Ithaca Now spoke with Barry Segal, a local contractor who helped establish Ithaca’s new transitional home for men coming out of homelessness, incarceration and drug addiction. “When people walk in, they feel like they’re in a home, not an institution,” Segal says of the new transitional home. The project has been in the works for about a year — in partnership with the Syracuse Rescue Mission. Residents have moved into the Court Street House about one week ago.
More on the Court Street House:
It’s one house — four bathrooms, three kitchens, ten rooms and an apartment. It was quite an ordeal. I’m very thankful how it went down. Even though I own a small construction company, I was unable to use my employees to do it. I tried to do this and with friends, but a lot of people got involved when they heard what was going on. It was a wonderful event.

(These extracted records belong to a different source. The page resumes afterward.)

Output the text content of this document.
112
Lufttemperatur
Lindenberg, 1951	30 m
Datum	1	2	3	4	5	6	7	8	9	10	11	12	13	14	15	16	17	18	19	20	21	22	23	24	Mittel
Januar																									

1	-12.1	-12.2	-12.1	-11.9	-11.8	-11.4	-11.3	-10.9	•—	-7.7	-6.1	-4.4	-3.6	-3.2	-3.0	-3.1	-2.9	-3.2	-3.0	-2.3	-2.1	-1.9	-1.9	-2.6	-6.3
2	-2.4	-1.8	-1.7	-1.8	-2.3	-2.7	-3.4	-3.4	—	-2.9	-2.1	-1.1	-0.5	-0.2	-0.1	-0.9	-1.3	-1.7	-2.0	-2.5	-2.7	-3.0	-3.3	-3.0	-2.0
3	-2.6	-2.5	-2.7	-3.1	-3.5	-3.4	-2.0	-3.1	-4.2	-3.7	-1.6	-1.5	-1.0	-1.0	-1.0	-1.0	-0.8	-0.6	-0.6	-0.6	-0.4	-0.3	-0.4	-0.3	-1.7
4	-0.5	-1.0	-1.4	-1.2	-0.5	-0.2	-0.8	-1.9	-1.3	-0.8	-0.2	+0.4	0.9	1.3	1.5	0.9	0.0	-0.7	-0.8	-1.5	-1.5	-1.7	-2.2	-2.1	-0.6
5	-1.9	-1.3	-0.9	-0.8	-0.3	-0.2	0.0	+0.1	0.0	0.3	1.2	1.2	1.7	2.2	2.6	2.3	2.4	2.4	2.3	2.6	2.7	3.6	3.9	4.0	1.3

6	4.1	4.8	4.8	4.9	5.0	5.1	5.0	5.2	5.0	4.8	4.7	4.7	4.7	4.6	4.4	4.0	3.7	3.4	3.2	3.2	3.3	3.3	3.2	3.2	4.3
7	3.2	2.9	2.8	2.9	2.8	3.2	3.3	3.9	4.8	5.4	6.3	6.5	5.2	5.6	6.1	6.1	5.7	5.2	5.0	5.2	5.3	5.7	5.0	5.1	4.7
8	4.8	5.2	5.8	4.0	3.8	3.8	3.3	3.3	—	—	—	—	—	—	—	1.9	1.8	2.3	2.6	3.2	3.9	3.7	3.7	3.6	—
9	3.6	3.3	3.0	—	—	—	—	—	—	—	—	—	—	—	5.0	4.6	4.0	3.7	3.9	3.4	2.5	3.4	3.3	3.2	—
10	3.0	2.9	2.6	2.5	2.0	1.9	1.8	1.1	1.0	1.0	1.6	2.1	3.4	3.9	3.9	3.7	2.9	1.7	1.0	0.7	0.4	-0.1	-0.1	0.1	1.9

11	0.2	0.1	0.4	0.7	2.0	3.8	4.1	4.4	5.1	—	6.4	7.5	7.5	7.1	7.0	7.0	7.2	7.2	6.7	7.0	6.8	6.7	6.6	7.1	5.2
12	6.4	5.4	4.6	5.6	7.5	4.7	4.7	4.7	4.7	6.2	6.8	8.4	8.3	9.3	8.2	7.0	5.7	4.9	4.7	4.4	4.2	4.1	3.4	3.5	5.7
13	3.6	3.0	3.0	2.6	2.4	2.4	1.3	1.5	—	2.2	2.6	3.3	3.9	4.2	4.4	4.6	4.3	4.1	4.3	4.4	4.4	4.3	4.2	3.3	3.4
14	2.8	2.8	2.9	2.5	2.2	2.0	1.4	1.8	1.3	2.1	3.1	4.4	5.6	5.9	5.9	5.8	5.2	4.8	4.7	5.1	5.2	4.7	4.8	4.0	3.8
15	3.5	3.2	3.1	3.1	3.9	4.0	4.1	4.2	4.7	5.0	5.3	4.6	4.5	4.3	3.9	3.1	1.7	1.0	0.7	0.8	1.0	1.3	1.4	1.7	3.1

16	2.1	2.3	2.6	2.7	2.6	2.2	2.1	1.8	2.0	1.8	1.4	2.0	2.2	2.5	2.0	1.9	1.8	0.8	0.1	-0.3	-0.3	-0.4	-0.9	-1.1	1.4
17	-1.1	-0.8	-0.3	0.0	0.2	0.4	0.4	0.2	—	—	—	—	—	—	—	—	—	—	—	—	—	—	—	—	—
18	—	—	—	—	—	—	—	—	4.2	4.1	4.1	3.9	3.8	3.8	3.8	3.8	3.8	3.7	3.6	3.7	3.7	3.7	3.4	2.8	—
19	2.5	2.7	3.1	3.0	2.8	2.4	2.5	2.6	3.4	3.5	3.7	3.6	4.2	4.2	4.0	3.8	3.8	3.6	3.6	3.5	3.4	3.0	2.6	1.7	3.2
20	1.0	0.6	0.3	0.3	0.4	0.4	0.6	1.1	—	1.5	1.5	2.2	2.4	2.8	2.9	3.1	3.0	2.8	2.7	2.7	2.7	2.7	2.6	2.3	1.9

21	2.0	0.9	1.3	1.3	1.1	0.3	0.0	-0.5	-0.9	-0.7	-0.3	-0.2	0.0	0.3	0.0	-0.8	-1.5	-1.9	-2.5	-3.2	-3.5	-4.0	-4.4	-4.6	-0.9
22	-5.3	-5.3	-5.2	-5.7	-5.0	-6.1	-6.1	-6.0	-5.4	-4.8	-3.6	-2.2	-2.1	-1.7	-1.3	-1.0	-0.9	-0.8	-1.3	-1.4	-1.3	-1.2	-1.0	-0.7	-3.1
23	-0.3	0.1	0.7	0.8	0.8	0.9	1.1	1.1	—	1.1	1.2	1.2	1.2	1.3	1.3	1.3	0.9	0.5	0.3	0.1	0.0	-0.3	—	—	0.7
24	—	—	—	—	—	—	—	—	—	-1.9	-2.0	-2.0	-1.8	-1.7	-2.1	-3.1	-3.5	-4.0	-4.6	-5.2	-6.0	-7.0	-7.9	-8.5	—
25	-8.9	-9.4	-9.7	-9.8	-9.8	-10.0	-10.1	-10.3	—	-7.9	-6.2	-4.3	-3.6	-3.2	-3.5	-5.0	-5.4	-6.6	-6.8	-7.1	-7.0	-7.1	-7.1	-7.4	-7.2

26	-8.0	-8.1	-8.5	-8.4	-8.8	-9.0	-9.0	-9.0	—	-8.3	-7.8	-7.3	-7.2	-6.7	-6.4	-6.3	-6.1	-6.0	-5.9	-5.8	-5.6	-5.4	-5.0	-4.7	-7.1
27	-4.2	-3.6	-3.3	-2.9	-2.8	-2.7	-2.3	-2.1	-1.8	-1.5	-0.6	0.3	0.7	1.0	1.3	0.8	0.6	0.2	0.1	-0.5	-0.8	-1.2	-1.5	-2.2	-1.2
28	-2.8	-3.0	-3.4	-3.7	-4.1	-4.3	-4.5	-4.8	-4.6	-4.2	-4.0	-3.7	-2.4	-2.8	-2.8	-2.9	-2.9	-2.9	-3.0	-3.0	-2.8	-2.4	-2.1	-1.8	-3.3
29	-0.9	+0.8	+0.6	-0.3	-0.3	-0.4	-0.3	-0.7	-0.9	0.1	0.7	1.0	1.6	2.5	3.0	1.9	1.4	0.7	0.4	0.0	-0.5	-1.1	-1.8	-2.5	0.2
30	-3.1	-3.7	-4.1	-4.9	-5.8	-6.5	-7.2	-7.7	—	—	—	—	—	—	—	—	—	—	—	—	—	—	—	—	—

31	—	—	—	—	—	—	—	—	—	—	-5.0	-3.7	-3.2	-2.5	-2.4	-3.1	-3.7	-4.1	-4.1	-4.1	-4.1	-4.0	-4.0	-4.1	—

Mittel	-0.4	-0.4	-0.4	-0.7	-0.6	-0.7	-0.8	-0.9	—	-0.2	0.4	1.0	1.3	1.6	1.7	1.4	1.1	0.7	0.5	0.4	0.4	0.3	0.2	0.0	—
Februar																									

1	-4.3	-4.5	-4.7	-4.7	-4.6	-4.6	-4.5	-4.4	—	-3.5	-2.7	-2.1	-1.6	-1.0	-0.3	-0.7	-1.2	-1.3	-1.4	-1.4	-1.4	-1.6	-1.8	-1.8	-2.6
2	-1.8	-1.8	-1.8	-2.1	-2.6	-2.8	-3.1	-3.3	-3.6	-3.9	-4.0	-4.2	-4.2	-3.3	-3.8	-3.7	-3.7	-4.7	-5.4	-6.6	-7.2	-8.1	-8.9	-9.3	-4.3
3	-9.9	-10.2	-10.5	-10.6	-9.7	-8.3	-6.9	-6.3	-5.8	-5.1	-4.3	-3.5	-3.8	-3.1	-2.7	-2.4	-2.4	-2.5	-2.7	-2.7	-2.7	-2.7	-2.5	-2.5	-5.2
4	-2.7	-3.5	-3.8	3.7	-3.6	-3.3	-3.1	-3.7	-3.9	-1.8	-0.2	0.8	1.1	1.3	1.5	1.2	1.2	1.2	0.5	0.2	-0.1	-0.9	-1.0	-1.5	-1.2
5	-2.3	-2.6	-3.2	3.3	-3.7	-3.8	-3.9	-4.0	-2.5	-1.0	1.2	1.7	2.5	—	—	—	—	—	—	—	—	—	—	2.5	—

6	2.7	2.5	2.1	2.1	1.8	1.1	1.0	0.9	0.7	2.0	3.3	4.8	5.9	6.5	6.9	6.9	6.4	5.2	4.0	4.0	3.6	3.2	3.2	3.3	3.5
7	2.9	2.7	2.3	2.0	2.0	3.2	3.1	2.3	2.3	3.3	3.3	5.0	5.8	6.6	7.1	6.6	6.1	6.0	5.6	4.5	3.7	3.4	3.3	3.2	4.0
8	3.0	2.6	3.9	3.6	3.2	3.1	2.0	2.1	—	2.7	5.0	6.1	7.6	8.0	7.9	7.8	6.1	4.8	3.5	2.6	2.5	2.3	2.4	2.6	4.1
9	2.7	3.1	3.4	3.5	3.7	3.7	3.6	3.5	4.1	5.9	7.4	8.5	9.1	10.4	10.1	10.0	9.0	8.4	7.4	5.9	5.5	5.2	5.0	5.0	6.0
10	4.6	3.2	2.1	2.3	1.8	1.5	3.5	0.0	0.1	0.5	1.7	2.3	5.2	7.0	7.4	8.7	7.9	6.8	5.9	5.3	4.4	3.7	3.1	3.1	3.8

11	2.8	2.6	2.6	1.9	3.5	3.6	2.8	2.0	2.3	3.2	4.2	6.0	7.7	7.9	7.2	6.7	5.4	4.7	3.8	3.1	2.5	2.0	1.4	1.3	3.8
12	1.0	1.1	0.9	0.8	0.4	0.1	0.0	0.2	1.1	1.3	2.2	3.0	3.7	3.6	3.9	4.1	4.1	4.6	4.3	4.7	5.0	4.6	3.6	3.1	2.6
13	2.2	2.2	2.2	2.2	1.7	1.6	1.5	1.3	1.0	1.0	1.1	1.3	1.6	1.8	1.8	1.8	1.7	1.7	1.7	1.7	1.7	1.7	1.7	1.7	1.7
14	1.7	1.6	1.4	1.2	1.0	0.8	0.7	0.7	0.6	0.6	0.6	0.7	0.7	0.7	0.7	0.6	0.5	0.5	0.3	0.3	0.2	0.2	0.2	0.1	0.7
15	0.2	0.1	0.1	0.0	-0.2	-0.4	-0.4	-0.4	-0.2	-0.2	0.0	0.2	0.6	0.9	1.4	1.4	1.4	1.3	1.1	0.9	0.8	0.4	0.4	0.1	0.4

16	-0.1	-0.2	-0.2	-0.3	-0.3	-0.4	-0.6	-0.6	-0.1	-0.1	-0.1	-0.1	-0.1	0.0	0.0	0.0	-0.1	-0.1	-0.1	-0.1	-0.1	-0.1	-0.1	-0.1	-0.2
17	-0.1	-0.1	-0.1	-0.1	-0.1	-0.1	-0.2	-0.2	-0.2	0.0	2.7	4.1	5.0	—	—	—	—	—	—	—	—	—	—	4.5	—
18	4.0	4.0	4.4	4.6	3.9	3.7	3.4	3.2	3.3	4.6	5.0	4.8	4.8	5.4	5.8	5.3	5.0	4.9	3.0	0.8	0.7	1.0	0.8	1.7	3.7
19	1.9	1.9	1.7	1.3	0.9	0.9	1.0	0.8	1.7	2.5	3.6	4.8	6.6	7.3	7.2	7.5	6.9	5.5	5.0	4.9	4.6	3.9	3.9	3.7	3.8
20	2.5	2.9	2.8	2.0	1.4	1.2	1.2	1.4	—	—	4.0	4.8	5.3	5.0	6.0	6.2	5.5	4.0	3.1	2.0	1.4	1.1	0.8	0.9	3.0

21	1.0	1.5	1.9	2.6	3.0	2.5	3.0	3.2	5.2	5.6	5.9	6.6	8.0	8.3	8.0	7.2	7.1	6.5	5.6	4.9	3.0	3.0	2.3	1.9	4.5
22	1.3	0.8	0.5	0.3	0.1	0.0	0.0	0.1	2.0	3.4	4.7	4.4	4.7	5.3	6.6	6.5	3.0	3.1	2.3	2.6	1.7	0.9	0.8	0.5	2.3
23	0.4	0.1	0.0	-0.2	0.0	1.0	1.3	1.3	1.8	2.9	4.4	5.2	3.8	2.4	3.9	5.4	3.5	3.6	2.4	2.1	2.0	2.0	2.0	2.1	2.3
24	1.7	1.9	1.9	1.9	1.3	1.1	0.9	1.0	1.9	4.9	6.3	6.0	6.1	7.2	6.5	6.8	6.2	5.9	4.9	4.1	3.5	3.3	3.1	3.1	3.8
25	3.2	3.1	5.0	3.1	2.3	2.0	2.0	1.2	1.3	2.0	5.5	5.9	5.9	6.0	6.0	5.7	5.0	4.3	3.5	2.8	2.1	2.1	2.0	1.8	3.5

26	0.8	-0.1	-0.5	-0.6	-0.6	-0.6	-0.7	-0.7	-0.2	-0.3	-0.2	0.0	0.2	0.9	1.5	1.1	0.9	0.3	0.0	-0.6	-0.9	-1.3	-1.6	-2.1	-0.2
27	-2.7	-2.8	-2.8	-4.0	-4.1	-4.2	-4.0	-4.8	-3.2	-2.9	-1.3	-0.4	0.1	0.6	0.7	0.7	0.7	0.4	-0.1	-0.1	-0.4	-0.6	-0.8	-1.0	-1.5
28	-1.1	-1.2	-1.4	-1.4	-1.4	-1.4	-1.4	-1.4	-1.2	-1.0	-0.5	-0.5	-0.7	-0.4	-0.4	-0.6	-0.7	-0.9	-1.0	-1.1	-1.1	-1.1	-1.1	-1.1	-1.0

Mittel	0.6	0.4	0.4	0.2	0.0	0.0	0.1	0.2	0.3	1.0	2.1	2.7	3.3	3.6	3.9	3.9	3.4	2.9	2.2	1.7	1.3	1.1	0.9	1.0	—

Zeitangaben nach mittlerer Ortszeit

Why Segal decided to pursue the building project:
It’s really cold outside, and you should imagine what it’s like to be homeless and live outside in weather like this. There are guys that are living in tents and wandering around. There was a time when people could find a warm laundromat and sleep in there or [in] a hallway, but they’ve all been shut down in the past few years now that we have key cards and swipe cards and things like that. It’s really difficult for guys to find homes, and there’s some couch-surfing going on, but that wears thin on people. Just imagine waking up everyday and thinking, ‘Where am I going to eat? Where am I going to sleep?’ That’s much of what inspired me to do this.